Explica Virginia: “En Argentina ya se sabe lo suficiente sobre los plaguicidas como para hacer regulaciones adecuadas. Pero aparecen chicanas planteando que faltan estudios locales. Entonces considero que hay que generar esos datos, y más cuando se ve en la gente un espíritu crítico-constructivo. Esa es una clave: la movilización de cada comunidad”.  Aclaración: “Hay muestras en las que no aparecen ciertas moléculas, pero no quiere decir que no estén, sino que no fueron detectadas en ese momento y lugar. Por eso recomendamos continuar los estudios”. 

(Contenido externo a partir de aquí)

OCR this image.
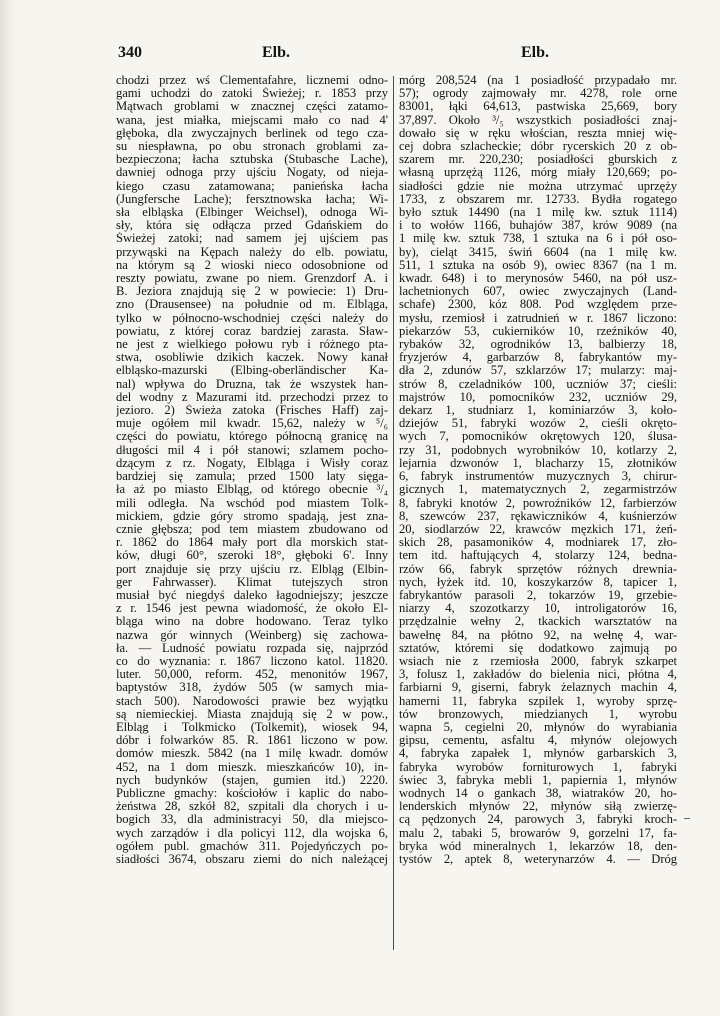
340	Elb.	Elb.
chodzi przez wś Clementafahre, licznemi odno-
gami uchodzi do zatoki Świeżej; r. 1853 przy
Mątwach groblami w znacznej części zatamo-
wana, jest miałka, miejscami mało co nad 4'
głęboka, dla zwyczajnych berlinek od tego cza-
su niespławna, po obu stronach groblami za-
bezpieczona; łacha sztubska (Stubasche Lache),
dawniej odnoga przy ujściu Nogaty, od nieja-
kiego czasu zatamowana; panieńska łacha
(Jungfersche Lache); fersztnowska łacha; Wi-
sła elbląska (Elbinger Weichsel), odnoga Wi-
sły, która się odłącza przed Gdańskiem do
Świeżej zatoki; nad samem jej ujściem pas
przywąski na Kępach należy do elb. powiatu,
na którym są 2 wioski nieco odosobnione od
reszty powiatu, zwane po niem. Grenzdorf A. i
B. Jeziora znajdują się 2 w powiecie: 1) Dru-
zno (Drausensee) na południe od m. Elbląga,
tylko w północno-wschodniej części należy do
powiatu, z której coraz bardziej zarasta. Sław-
ne jest z wielkiego połowu ryb i różnego pta-
stwa, osobliwie dzikich kaczek. Nowy kanał
elbląsko-mazurski (Elbing-oberländischer Ka-
nal) wpływa do Druzna, tak że wszystek han-
del wodny z Mazurami itd. przechodzi przez to
jezioro. 2) Świeża zatoka (Frisches Haff) zaj-
muje ogółem mil kwadr. 15,62, należy w ⁵/₆
części do powiatu, którego północną granicę na
długości mil 4 i pół stanowi; szlamem pocho-
dzącym z rz. Nogaty, Elbląga i Wisły coraz
bardziej się zamula; przed 1500 laty sięga-
ła aż po miasto Elbląg, od którego obecnie ³/₄
mili odległa. Na wschód pod miastem Tolk-
mickiem, gdzie góry stromo spadają, jest zna-
cznie głębsza; pod tem miastem zbudowano od
r. 1862 do 1864 mały port dla morskich stat-
ków, długi 60°, szeroki 18°, głęboki 6'. Inny
port znajduje się przy ujściu rz. Elbląg (Elbin-
ger Fahrwasser). Klimat tutejszych stron
musiał być niegdyś daleko łagodniejszy; jeszcze
z r. 1546 jest pewna wiadomość, że około El-
bląga wino na dobre hodowano. Teraz tylko
nazwa gór winnych (Weinberg) się zachowa-
ła. — Ludność powiatu rozpada się, najprzód
co do wyznania: r. 1867 liczono katol. 11820.
luter. 50,000, reform. 452, menonitów 1967,
baptystów 318, żydów 505 (w samych mia-
stach 500). Narodowości prawie bez wyjątku
są niemieckiej. Miasta znajdują się 2 w pow.,
Elbląg i Tolkmicko (Tolkemit), wiosek 94,
dóbr i folwarków 85. R. 1861 liczono w pow.
domów mieszk. 5842 (na 1 milę kwadr. domów
452, na 1 dom mieszk. mieszkańców 10), in-
nych budynków (stajen, gumien itd.) 2220.
Publiczne gmachy: kościołów i kaplic do nabo-
żeństwa 28, szkół 82, szpitali dla chorych i u-
bogich 33, dla administracyi 50, dla miejsco-
wych zarządów i dla policyi 112, dla wojska 6,
ogółem publ. gmachów 311. Pojedyńczych po-
siadłości 3674, obszaru ziemi do nich należącej
mórg 208,524 (na 1 posiadłość przypadało mr.
57); ogrody zajmowały mr. 4278, role orne
83001, łąki 64,613, pastwiska 25,669, bory
37,897. Około ³/₅ wszystkich posiadłości znaj-
dowało się w ręku włościan, reszta mniej wię-
cej dobra szlacheckie; dóbr rycerskich 20 z ob-
szarem mr. 220,230; posiadłości gburskich z
własną uprzężą 1126, mórg miały 120,669; po-
siadłości gdzie nie można utrzymać uprzęży
1733, z obszarem mr. 12733. Bydła rogatego
było sztuk 14490 (na 1 milę kw. sztuk 1114)
i to wołów 1166, buhajów 387, krów 9089 (na
1 milę kw. sztuk 738, 1 sztuka na 6 i pół oso-
by), cieląt 3415, świń 6604 (na 1 milę kw.
511, 1 sztuka na osób 9), owiec 8367 (na 1 m.
kwadr. 648) i to merynosów 5460, na pół usz-
lachetnionych 607, owiec zwyczajnych (Land-
schafe) 2300, kóz 808. Pod względem prze-
mysłu, rzemiosł i zatrudnień w r. 1867 liczono:
piekarzów 53, cukierników 10, rzeźników 40,
rybaków 32, ogrodników 13, balbierzy 18,
fryzjerów 4, garbarzów 8, fabrykantów my-
dła 2, zdunów 57, szklarzów 17; mularzy: maj-
strów 8, czeladników 100, uczniów 37; cieśli:
majstrów 10, pomocników 232, uczniów 29,
dekarz 1, studniarz 1, kominiarzów 3, koło-
dziejów 51, fabryki wozów 2, cieśli okręto-
wych 7, pomocników okrętowych 120, ślusa-
rzy 31, podobnych wyrobników 10, kotlarzy 2,
lejarnia dzwonów 1, blacharzy 15, złotników
6, fabryk instrumentów muzycznych 3, chirur-
gicznych 1, matematycznych 2, zegarmistrzów
8, fabryki knotów 2, powroźników 12, farbierzów
8, szewców 237, rękawiczników 4, kuśnierzów
20, siodlarzów 22, krawców męzkich 171, żeń-
skich 28, pasamoników 4, modniarek 17, zło-
tem itd. haftujących 4, stolarzy 124, bednа-
rzów 66, fabryk sprzętów różnych drewnia-
nych, łyżek itd. 10, koszykarzów 8, tapicer 1,
fabrykantów parasoli 2, tokarzów 19, grzebie-
niarzy 4, szozotkarzy 10, introligatorów 16,
przędzalnie wełny 2, tkackich warsztatów na
bawełnę 84, na płótno 92, na wełnę 4, war-
sztatów, któremi się dodatkowo zajmują po
wsiach nie z rzemiosła 2000, fabryk szkarpet
3, folusz 1, zakładów do bielenia nici, płótna 4,
farbiarni 9, giserni, fabryk żelaznych machin 4,
hamerni 11, fabryka szpilek 1, wyroby sprzę-
tów bronzowych, miedzianych 1, wyrobu
wapna 5, cegielni 20, młynów do wyrabiania
gipsu, cementu, asfaltu 4, młynów olejowych
4, fabryka zapałek 1, młynów garbarskich 3,
fabryka wyrobów forniturowych 1, fabryki
świec 3, fabryka mebli 1, papiernia 1, młynów
wodnych 14 o gankach 38, wiatraków 20, ho-
lenderskich młynów 22, młynów siłą zwierzę-
cą pędzonych 24, parowych 3, fabryki kroch-
malu 2, tabaki 5, browarów 9, gorzelni 17, fa-
bryka wód mineralnych 1, lekarzów 18, den-
tystów 2, aptek 8, weterynarzów 4. — Dróg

“Durante un tiempo esto parecía un tema de especialistas, algo que la gente no podía ver. Pero ahora es tan grosero que no hay forma de no darse cuenta. Por eso se genera conciencia social. Si existe además la discusión del trigo transgénico, con un producto tan tóxico como el glufosinato, si tenés 14 moléculas de plaguicidas en un vaso de agua, y otras en la frutas y verduras, ¿qué es entonces lo que tenemos en nuestra mesa?”

El trabajo de Aparicio es cercano a los productores: “Si nos paramos en la vereda de enfrente no vamos a lograr nada. Hay que escuchar y a la vez explicar e intentar que se reduzcan las dosis, aunque todo está muy desmadrado”. Argentina es el país del mundo de más consumo de glifosato por habitante y por superficie. En 2017 en Europa se utilizaba menos de medio kilo del producto por hectárea, y aquí 15 kilos, combinados y potenciados con otros pesticidas como lo demuestran las investigaciones.  

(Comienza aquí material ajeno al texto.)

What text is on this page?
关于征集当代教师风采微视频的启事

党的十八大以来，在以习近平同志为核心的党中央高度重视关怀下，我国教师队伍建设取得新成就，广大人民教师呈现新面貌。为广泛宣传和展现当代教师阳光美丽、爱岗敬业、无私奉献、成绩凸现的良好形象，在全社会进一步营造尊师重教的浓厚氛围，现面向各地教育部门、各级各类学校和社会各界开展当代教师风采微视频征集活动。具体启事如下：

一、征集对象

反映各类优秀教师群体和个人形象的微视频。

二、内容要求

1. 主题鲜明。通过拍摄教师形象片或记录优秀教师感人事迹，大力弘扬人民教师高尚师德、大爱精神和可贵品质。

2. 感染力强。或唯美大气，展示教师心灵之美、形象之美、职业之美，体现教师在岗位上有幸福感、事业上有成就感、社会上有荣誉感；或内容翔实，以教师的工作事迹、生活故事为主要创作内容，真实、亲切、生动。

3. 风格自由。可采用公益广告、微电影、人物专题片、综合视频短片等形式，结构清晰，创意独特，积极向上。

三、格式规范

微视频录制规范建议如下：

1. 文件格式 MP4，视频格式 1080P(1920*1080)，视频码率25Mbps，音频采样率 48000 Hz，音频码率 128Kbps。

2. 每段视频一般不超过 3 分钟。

Un argumento pro-pesticidas es el de la mayor productividad: “No es real” responde Aparicio, “hay estudios que muestran que la transgénesis reduce la productividad en un 5,1%” y me envía When does no-till yield more? A global meta-analysis (¿Cuánto rinde la siembra dicrecta?) publicado en la revista científica Field Crops Research por el doctor en Agronomía Cameron Pittelkow y varios colegas suyos de la Universidad de California, del norte de Arizona y del Instituto Federal de Tecnología de Suiza.  

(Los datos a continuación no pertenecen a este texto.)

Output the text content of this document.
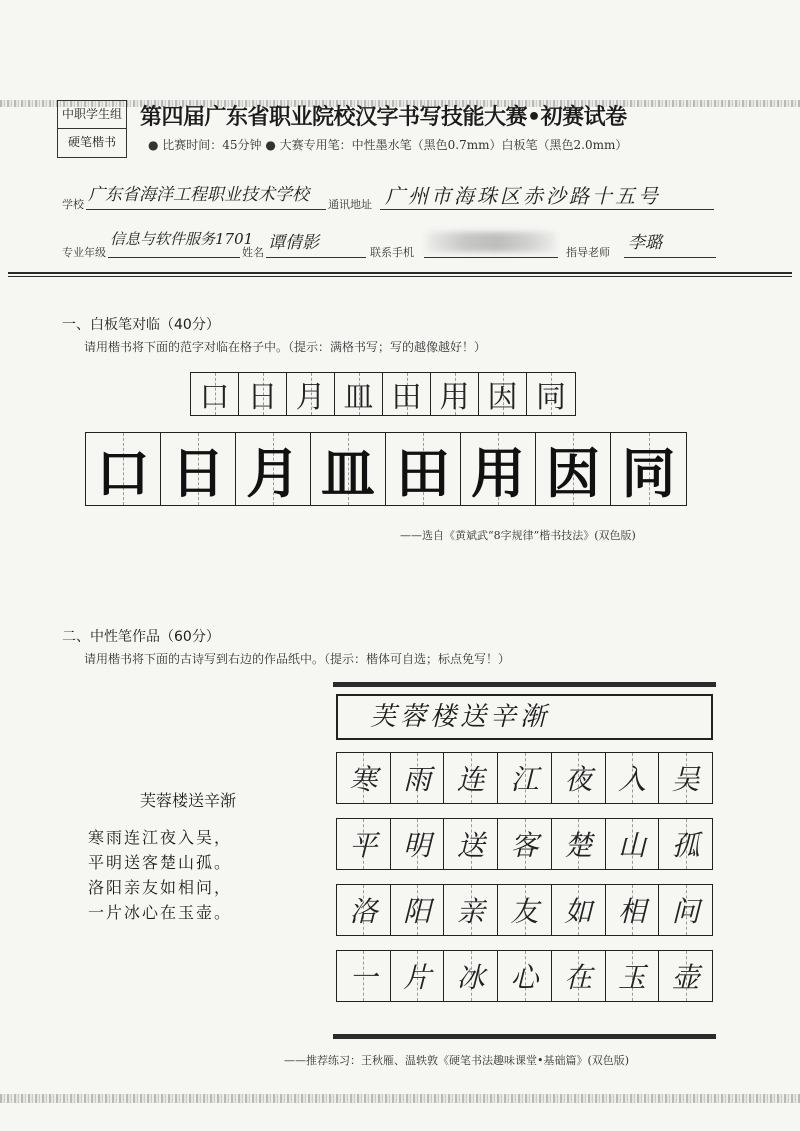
中职学生组
硬笔楷书
第四届广东省职业院校汉字书写技能大赛•初赛试卷
● 比赛时间：45分钟 ● 大赛专用笔：中性墨水笔（黑色0.7mm）白板笔（黑色2.0mm）
学校 广东省海洋工程职业技术学校 通讯地址 广州市海珠区赤沙路十五号
专业年级
信息与软件服务1701
姓名 谭倩影	联系手机	指导老师 李璐
一、白板笔对临（40分）
请用楷书将下面的范字对临在格子中。（提示：满格书写；写的越像越好！）
口 日 月 皿 田 用 因 同
口 日 月 皿 田 用 因 同
——选自《黄斌武“8字规律”楷书技法》(双色版)
二、中性笔作品（60分）
请用楷书将下面的古诗写到右边的作品纸中。（提示：楷体可自选；标点免写！）
芙蓉楼送辛渐
寒雨连江夜入吴，
平明送客楚山孤。
洛阳亲友如相问，
一片冰心在玉壶。
芙蓉楼送辛渐
寒 雨 连 江 夜 入 吴
平 明 送 客 楚 山 孤
洛 阳 亲 友 如 相 问
一 片 冰 心 在 玉 壶
——推荐练习：王秋雁、温轶敦《硬笔书法趣味课堂•基础篇》(双色版)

¿Y las “buenas prácticas agrícolas”? “Son un error. En los hechos significan pensar que no hay otra manera de producir, y que el problema es cómo se aplican los plaguicidas”. El informe del INTA muestra que los venenos aparecen desde la atmósfera hasta en las aguas a 50 metros de profundidad: “El desplazamiento o deriva no depende de la práctica agronómica en sí (BPA), sino de la naturaleza química de las sustancias empleadas que terminan escapando y contaminando el ambiente sin ser posible el control durante su utilización”. La científica avizora una opción: “Hay redes de productores agroecológicos que buscan la biodiversidad, no usan esos productos, y comentan que son exitosos en lo que hacen”. 

 “No tiene sentido la ciencia si no es para servir a las comunidades. Pero mucho de lo que se sabe no se aplica porque hay otro tipo de intereses. Hay que preguntarse para qué trabajamos. Y reconocer que ya sabemos lo suficiente como para tomar decisiones importantes que son muy significativas para la calidad de vida de las personas, y para su futuro”. 

¿Una expectativa? “Que se utilice a la ciencia, realmente, para conocer lo que pasa. Y que podamos construir un código de convivencia equitativo y con participación de todos. No es tan complicado: usamos muchos plaguicidas, aparecen en todos lados, eso nos expone, y si estamos expuestos nos podemos enfermar. ¿Por qué no nos preguntamos quién se va a ser cargo de esas consecuencias? ¿Quién va a pagar? Y otro problema cercano es: ¿de dónde vamos a sacar el agua?” dice la doctora, que abre los ojos asombrada para preguntarse algo más: “En vez de meter la pata, ¿por qué no vemos cómo dejar de meterla?”.